Sombras de Silêncio #272

Seguindo uma sugestão de Girolme, começaram por oferecer os seus préstimos como pastores a alguns criadores de gado. Porém, naquela altura do ano, o trabalho era pouco e nem mesmo de forma gratuita os aceitaram. À medida que os infortúnios se iam acumulando, os dois sentiram necessidade de enveredar por alternativas mais promissoras. Foram então falar com um dos padres da Igreja de São Francisco, rogando-lhe que lhes proviesse um emprego como coveiros. O prior levou-os então à Capela dos Ossos e disse-lhes, em tom de brincadeira, que a cidade não precisava de coveiros. O aspeto fúnebre do local conferiu a Girolme um tal receio que nem sendo pago aceitaria trabalhar naquele sítio sem piedade e escondido de Deus. Bilinho mostrou-se um pouco cético e resolveu contrapor a recusa, adiantando que já trabalhara tanto na construção como no enterro, pelo que era o homem ideal para a função. O prior respondeu então que o lugar já estava ocupado, mas não descurou a possibilidade de arranjar mão-de-obra para o Senhor e enviou-os com um recado para Valverde, onde o coveiro local tinha falecido.

Chegados ao pacato lugar, o vigário aceitou-os na condição de abdicarem do salário e receberam os préstimos em refeições. Como os mortos tardavam em aparecer e a fome era diária, uma semana depois decidiram continuar a viagem. Todavia, foram contratados para cavar terra. Outros agricultores foram requisitando os serviços dos dois, a troco de refeições, e foi assim que Bilinho e Girolme permaneceram em Valverde durante quase um ano. Entretanto, e como a população estava satisfeita com os seus préstimos, numa tarde soalheira de sábado, alguns habitantes prontificaram-se a construir um pequeno barracão, de madeira e chapa, encostado a uma parede do cemitério, que passou a servir como arrumação para algumas ferramentas e como dormitório para os dois. Durante todo o tempo que lá estiveram apenas por uma vez tiveram de abrir uma cova.

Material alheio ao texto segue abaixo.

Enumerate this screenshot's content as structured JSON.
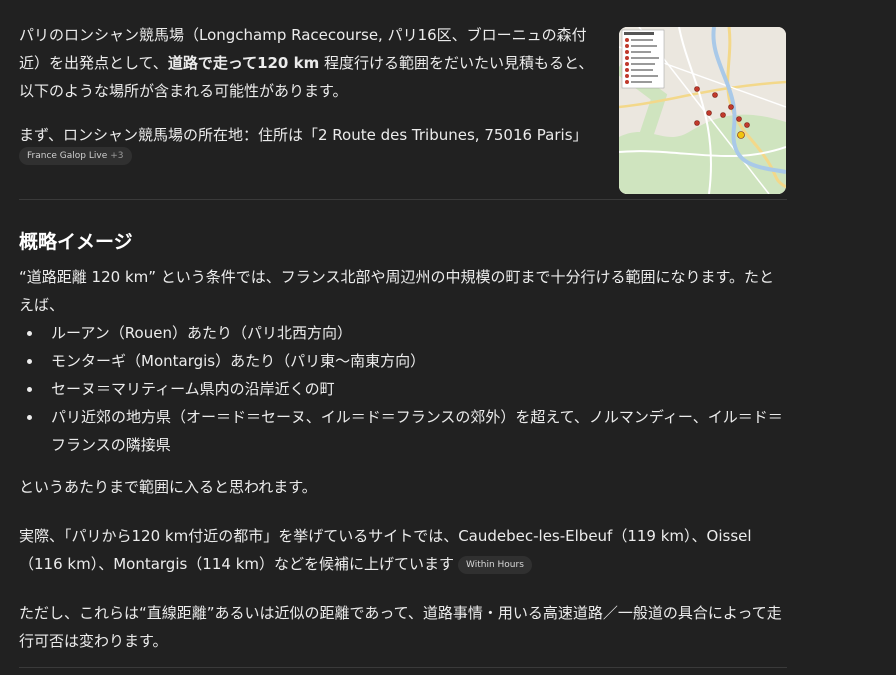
{
  "intro": {
    "p1_part1": "パリのロンシャン競馬場（Longchamp Racecourse, パリ16区、ブローニュの森付近）を出発点として、",
    "p1_bold": "道路で走って120 km",
    "p1_part2": " 程度行ける範囲をだいたい見積もると、以下のような場所が含まれる可能性があります。",
    "p2": "まず、ロンシャン競馬場の所在地：住所は「2 Route des Tribunes, 75016 Paris」",
    "citation_label": "France Galop Live",
    "citation_more": "+3"
  },
  "section": {
    "heading": "概略イメージ",
    "lead": "“道路距離 120 km” という条件では、フランス北部や周辺州の中規模の町まで十分行ける範囲になります。たとえば、",
    "bullets": [
      "ルーアン（Rouen）あたり（パリ北西方向）",
      "モンターギ（Montargis）あたり（パリ東〜南東方向）",
      "セーヌ＝マリティーム県内の沿岸近くの町",
      "パリ近郊の地方県（オー＝ド＝セーヌ、イル＝ド＝フランスの郊外）を超えて、ノルマンディー、イル＝ド＝フランスの隣接県"
    ],
    "after": "というあたりまで範囲に入ると思われます。",
    "p_sites": "実際、「パリから120 km付近の都市」を挙げているサイトでは、Caudebec-les-Elbeuf（119 km）、Oissel（116 km）、Montargis（114 km）などを候補に上げています",
    "sites_badge": "Within Hours",
    "p_note": "ただし、これらは“直線距離”あるいは近似の距離であって、道路事情・用いる高速道路／一般道の具合によって走行可否は変わります。"
  },
  "colors": {
    "background": "#212121",
    "text": "#ececec",
    "badge_bg": "#303030",
    "marker": "#c0392b"
  }
}
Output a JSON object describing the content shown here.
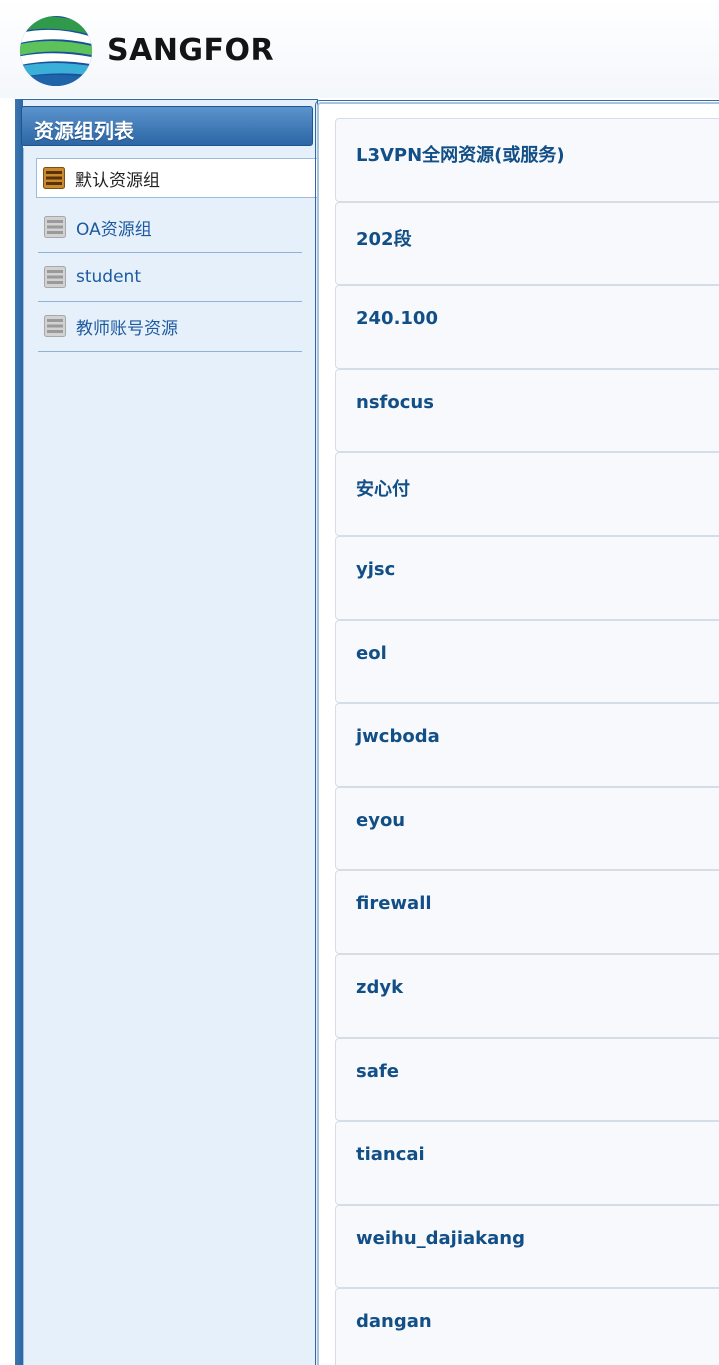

A vida dispõe-se sempre a remediar os preceitos que o tempo vai expondo, como se tudo fosse apenas um jogo de egoísmos consentidos. Havia já algumas semanas que Bilinho se sentia muito incomodado com um cão que durante a noite ia urinar para um sombreiro que ele insistia em abrir junto ao barracão, com o intuito de afastar os espíritos que pudessem andar perdidos pelo cemitério. Numa dessas noites, Bilinho decidiu ficar de guarda ao meliante. Quando o canídeo se aproximou e começou a trasfegar, Bilinho encetou uma perseguição que pôs em alvoroço toda a aldeia. No meio da confusão, houve até tiros de espingarda.